WorldCom’s shareholders lost a massive US$175 billion. Bankers Citigroup, Bank of America, and J.P. Morgan settled lawsuits with creditors by paying out US$6 billion.
Bernie Ebbers was sentenced to a jail term of 25 years and Scott Sullivan, the CFO of the company, who testified against Ebbers, received five years.
You are never safe
A corrupt CEO, a compliant CFO, and an auditor who is willing to turn a blind eye to the company’s fraudulent practices can be a disastrous combination for investors.
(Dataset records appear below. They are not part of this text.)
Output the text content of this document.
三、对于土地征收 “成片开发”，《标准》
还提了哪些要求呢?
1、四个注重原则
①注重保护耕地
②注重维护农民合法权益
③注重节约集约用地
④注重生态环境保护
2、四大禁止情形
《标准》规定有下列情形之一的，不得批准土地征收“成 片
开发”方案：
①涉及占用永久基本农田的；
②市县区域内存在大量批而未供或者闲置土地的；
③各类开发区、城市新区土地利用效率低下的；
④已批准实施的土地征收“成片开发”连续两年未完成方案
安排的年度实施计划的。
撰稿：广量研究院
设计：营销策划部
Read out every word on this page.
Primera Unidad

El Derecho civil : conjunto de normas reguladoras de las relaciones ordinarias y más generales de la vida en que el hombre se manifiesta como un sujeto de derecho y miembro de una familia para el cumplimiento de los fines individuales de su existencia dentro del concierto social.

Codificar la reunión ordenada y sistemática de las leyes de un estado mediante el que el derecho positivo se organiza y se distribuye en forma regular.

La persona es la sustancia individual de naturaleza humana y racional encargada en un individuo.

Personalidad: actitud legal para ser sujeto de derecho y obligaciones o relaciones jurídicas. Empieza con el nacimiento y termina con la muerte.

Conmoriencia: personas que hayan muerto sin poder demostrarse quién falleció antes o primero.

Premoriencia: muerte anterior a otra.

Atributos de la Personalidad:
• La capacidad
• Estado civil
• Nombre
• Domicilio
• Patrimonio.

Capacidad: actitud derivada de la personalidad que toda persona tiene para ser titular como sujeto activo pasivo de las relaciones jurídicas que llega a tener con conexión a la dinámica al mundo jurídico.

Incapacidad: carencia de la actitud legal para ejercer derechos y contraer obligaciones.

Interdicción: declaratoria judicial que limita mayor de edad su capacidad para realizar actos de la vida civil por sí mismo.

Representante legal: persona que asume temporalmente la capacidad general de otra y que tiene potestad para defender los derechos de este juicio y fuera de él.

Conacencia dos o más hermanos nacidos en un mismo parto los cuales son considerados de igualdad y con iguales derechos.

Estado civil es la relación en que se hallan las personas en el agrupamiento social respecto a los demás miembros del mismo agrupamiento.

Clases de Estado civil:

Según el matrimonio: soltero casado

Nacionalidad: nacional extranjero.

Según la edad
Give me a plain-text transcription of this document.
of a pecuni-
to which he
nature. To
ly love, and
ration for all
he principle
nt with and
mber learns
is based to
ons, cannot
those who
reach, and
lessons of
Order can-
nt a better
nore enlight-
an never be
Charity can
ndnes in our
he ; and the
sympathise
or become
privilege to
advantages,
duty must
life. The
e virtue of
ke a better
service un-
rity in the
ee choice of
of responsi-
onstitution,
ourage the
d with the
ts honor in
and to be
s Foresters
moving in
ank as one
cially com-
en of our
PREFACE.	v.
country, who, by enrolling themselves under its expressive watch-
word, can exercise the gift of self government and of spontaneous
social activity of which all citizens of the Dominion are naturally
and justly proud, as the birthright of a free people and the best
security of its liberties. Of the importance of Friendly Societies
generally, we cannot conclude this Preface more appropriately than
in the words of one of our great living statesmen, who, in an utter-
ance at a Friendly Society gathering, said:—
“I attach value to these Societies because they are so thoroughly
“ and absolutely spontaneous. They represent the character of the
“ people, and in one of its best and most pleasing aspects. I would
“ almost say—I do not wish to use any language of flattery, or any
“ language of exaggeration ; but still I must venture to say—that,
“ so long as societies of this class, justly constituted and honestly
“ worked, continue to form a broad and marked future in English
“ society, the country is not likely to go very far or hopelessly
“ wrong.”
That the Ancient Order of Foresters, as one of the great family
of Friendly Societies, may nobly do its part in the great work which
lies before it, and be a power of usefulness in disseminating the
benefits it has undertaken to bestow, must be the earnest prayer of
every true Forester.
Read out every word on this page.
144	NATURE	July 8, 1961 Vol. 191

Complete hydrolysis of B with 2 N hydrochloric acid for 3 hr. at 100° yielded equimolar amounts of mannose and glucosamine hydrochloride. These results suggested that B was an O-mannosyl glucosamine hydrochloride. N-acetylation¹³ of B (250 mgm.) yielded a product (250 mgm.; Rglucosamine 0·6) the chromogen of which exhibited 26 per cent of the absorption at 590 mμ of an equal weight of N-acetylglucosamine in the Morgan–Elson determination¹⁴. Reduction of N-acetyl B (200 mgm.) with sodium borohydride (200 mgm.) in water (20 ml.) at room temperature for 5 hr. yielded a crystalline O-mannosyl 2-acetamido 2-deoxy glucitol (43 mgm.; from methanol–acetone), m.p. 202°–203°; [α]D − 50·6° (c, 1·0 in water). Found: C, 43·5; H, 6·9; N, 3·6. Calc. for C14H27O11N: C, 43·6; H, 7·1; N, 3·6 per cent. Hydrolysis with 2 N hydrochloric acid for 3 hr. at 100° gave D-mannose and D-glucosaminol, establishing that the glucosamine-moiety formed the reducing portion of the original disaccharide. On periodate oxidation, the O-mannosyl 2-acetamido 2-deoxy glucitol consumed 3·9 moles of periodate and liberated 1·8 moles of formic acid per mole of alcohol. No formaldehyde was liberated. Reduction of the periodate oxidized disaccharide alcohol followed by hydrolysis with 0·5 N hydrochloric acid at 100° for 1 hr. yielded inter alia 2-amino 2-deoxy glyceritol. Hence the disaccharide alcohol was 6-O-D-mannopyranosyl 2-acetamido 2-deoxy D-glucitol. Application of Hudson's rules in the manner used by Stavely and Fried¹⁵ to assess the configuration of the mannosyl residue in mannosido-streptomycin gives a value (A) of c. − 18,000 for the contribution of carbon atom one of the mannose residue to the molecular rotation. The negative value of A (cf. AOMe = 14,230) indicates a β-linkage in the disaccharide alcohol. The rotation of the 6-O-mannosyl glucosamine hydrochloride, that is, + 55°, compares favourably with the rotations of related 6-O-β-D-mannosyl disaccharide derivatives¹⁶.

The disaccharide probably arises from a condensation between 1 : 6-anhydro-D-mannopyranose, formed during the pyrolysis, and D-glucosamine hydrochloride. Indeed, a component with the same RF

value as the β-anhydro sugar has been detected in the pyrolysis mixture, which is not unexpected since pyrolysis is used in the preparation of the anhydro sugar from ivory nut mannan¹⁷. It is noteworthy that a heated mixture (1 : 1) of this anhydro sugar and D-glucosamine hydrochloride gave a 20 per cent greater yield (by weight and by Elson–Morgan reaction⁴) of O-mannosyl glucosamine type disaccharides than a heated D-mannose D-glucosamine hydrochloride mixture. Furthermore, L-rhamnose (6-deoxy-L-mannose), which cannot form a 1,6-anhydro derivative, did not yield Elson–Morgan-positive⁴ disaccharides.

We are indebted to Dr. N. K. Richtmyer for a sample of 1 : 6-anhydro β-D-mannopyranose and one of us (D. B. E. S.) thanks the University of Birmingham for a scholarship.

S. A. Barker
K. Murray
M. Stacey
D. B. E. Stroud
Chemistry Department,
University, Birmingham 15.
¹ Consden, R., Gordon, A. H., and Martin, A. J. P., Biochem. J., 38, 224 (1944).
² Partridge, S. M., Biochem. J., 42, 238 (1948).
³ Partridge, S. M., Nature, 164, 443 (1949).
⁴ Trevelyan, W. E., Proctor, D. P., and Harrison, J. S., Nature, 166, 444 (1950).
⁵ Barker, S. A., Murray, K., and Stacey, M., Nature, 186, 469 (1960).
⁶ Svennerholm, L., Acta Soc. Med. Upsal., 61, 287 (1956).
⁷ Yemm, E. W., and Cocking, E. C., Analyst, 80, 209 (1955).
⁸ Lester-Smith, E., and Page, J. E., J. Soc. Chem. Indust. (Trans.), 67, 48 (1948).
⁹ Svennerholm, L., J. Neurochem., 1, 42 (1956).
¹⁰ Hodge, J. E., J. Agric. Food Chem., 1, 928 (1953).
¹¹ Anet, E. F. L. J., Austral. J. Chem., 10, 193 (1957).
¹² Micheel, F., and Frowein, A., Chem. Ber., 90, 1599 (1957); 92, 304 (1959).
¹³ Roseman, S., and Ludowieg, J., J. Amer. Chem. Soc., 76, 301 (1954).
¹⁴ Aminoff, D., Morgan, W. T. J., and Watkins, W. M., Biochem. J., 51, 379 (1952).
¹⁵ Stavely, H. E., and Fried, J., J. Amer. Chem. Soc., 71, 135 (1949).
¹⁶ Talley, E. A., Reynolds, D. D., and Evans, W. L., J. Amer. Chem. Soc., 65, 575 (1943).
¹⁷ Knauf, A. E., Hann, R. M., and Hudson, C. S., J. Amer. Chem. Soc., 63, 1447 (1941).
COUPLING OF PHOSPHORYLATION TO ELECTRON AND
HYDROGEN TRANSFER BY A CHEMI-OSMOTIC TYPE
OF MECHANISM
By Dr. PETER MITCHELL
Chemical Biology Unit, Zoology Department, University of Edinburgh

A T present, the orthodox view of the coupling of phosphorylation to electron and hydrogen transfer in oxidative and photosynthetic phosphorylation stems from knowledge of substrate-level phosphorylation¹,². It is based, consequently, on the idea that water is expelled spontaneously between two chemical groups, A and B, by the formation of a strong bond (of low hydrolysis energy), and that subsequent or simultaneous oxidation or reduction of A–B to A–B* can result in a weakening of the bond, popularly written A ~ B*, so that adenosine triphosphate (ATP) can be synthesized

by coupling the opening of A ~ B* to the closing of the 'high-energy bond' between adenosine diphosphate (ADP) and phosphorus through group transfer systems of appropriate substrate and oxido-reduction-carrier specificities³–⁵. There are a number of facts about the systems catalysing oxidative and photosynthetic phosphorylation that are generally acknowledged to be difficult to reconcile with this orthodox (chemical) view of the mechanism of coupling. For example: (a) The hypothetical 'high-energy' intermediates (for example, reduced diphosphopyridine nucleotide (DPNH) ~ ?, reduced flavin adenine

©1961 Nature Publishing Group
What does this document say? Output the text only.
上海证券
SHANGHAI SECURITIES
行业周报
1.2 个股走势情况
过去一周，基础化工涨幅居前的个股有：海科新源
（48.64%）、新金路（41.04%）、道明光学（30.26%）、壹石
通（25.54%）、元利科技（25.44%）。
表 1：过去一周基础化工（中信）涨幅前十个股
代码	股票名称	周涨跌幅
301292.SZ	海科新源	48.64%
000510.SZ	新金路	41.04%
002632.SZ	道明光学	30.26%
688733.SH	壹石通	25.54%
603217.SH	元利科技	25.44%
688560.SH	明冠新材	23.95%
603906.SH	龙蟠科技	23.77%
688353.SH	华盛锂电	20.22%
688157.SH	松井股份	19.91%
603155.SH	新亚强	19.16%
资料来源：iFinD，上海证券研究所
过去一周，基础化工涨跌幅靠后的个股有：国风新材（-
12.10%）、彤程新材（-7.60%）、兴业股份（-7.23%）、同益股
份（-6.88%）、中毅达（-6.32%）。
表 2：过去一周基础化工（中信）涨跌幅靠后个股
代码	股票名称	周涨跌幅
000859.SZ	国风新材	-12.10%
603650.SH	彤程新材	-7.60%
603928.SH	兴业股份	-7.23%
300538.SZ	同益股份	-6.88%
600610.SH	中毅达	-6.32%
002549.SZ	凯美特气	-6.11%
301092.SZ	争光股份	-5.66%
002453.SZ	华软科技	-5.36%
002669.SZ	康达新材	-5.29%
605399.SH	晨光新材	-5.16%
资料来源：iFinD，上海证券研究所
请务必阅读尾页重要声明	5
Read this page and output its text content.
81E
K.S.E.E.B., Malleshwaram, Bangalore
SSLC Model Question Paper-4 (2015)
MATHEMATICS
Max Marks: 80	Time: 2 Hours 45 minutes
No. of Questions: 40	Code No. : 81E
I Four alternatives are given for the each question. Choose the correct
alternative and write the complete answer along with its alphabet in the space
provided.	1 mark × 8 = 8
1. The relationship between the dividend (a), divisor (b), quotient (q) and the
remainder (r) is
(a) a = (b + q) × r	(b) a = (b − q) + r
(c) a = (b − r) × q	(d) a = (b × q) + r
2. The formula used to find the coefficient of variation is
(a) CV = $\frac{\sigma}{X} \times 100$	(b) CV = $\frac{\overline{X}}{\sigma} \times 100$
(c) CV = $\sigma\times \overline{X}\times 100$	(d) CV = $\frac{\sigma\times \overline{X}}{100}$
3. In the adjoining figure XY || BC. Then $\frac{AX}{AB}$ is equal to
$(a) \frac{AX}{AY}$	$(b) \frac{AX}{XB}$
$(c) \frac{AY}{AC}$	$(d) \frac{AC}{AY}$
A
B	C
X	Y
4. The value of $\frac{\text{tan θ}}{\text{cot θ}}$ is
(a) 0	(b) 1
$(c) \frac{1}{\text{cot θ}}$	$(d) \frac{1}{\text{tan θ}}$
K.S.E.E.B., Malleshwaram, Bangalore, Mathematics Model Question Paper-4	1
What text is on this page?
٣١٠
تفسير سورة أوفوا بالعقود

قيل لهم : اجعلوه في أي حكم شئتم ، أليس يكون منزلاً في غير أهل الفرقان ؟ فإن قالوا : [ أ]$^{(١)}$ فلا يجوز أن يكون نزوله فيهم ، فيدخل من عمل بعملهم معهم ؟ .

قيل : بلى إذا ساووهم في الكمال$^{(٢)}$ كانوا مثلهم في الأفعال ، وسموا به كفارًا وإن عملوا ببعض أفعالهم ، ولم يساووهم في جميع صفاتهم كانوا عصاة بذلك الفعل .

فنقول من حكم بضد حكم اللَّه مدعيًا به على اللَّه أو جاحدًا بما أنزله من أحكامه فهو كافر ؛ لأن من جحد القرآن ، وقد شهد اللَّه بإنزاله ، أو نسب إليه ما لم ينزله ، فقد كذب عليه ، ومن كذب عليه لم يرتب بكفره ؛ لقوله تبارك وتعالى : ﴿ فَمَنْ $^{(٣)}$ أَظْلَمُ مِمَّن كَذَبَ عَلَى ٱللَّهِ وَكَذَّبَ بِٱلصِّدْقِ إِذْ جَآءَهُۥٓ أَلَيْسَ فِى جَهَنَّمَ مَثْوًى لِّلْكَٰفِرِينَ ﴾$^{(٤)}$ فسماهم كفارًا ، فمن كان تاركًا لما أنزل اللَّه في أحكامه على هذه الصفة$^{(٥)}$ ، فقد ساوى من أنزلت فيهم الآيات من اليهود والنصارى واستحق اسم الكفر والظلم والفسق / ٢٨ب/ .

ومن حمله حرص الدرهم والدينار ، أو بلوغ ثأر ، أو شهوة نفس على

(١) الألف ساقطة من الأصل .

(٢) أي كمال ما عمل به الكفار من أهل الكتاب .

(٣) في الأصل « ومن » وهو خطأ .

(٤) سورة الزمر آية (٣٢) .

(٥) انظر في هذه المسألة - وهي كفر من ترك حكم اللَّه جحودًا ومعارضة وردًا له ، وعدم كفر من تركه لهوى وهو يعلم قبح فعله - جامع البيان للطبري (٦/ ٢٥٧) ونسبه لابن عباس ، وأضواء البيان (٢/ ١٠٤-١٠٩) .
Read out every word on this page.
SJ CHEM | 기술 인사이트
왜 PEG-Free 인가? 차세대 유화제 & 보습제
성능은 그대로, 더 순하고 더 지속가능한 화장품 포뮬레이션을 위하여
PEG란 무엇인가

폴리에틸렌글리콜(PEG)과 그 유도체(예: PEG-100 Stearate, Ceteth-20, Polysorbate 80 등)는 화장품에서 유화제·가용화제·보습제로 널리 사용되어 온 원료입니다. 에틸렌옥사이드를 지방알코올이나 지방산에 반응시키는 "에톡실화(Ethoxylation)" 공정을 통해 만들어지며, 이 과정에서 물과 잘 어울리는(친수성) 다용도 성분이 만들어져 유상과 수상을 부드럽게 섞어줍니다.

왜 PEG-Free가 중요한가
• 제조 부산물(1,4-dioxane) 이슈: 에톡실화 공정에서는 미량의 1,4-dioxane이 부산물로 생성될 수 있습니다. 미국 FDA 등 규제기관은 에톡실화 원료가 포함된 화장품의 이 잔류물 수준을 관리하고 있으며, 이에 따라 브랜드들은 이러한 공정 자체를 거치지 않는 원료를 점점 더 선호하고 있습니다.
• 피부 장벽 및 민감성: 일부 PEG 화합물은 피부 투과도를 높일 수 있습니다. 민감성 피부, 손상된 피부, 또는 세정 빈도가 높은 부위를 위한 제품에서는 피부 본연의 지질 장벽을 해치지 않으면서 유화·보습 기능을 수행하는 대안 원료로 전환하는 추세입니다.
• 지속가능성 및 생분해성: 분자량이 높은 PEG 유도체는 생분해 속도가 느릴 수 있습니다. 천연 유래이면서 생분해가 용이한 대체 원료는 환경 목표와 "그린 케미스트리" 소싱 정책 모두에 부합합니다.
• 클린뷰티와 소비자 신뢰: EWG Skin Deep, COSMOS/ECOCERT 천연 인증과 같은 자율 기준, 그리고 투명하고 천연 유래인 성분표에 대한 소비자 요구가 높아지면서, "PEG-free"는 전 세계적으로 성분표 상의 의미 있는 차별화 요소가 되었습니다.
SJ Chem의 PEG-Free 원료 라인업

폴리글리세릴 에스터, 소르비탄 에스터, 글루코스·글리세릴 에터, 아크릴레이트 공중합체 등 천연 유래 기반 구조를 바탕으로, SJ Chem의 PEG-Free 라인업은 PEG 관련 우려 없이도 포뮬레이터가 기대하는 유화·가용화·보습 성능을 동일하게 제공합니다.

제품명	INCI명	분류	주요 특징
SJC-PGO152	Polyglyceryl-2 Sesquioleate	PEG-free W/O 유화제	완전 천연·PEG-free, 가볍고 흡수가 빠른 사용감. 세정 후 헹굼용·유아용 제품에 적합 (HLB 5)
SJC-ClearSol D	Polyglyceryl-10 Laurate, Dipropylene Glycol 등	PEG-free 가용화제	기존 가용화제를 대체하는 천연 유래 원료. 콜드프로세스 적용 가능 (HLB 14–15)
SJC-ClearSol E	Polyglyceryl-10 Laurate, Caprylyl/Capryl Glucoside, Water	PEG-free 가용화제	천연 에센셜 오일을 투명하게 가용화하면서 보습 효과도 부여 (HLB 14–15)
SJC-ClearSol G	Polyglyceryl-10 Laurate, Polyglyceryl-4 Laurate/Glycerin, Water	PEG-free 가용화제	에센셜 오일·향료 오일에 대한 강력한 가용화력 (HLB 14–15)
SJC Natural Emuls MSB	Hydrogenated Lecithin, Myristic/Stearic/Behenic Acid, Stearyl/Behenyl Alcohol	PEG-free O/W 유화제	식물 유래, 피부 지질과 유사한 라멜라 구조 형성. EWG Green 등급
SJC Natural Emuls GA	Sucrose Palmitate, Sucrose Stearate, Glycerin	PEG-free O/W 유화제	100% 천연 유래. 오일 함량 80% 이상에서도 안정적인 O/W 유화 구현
It’s likely that history will repeat itself and new frauds will continue to surface, wiping out large sums of investors’ money.
How can you avoid investing in a company that has cooked its books of accounts? That’s extremely difficult. If the fraud has got past the regulators and the experts in the asset management companies, what chance do you have of spotting it?
But there is one precaution that you can take. If the financial performance of a company seems too good to be true, it probably is. Bernie Madoff, the Wall Street financial adviser and stockbroker, provided consistent returns of between 12% and 13% year after year to investors, regardless of the performance of the stock market.
By the time the Ponzi scheme that he ran was discovered, thousands of investors had been cheated. The total losses added up to about US$50 billion.